Amy Atlas Curates Stylish Dessert Tables

Amy Atlas parlayed a passion for sweets into a career creating custom dessert tables.

By Lisa Cericola February 25, 2009, 9:00 AM EST

A dessert table by Amy Atlas

Photo: Gemma Comas

Amy Atlas knows where to source treats of all kinds, from macaroons in the perfect shade of purple to centerpiece-worthy layer cakes. Trained as a lawyer, she has spent many years searching for unique store-bought desserts and arranging them at her own parties as a hobby. “I used to love to bake, but it became too much work, so I started to use desserts by other people,” she says. Word got around, and soon she was designing tables for private and corporate events, eventually going full time with her business, Amy Atlas Events, in spring 2007. “I’ve always been interested in bringing artistry to dessert,” Atlas says. “I’ve been to lots of events that had incredible design, but it wasn’t incorporated into dessert.

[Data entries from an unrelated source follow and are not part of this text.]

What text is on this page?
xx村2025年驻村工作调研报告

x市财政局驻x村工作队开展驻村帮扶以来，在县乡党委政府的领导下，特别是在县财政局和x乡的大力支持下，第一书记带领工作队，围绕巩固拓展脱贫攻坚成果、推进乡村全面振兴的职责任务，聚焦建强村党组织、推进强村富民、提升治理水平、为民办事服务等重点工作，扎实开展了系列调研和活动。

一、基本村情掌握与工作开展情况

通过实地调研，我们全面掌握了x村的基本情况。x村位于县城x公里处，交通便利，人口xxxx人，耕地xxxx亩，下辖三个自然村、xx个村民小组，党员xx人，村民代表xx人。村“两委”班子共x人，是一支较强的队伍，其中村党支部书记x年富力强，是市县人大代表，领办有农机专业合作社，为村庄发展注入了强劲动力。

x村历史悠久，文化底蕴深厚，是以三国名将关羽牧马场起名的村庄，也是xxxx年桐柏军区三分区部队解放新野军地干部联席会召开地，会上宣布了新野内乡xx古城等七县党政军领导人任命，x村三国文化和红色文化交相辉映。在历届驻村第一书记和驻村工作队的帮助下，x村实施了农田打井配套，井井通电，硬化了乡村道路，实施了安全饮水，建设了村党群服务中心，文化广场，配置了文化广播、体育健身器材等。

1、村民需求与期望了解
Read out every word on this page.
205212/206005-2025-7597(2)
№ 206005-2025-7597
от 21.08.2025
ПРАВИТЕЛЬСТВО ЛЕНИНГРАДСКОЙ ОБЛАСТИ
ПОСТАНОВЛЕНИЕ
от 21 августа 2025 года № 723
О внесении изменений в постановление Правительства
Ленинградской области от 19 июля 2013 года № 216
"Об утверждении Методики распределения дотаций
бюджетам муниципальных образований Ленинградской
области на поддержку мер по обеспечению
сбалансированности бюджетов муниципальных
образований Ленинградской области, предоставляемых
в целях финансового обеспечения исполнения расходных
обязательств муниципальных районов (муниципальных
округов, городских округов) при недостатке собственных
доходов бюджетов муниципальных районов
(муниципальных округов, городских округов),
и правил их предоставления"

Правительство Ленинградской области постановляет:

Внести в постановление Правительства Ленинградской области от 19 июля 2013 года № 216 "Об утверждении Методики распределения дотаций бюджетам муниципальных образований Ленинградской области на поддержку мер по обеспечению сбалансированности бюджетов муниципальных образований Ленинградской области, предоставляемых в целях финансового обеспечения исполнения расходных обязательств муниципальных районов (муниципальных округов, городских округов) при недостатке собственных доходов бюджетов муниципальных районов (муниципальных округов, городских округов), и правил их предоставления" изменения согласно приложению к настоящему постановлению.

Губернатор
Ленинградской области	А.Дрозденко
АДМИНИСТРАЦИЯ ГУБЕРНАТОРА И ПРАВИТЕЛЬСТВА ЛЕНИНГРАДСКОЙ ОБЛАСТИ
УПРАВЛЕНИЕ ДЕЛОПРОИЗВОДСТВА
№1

I want to bring dessert into the rest of event design.”

Atlas’s tables can serve as the focal point of a room or blend seamlessly with another designer’s work. She calls her style tailored and sophisticated, saying she can make the most kid-friendly party look tasteful (like a monkey-themed bash done in shades of brown and cream). Last March, she created a striking yellow and black display for the launch of Pilates NYC’s pre- and post-natal programs. “It was a hit. No one had ever seen anything like it before,” says owner Randi Stone.

Describing herself as a general contractor, Atlas works with clients to create a concept then brings together a variety of resources. She has built a database of sweets that she sources from around the world; serving vessels come from rental houses or her own collection; and for the crucial finishing touches, she works with graphic designers, florists, and stylists. “I’ve spoken to many event planners who are caught between the florist and the caterer [trying] to do these buffets. And they don’t have time to put in this level of detail,” she says. That time requirement means Atlas only takes on a few events a month. “I’m not looking for volume; I’m looking for quality,” she says. “I want each table to be an Amy Atlas table and don’t want people to think they’re getting any less than that.”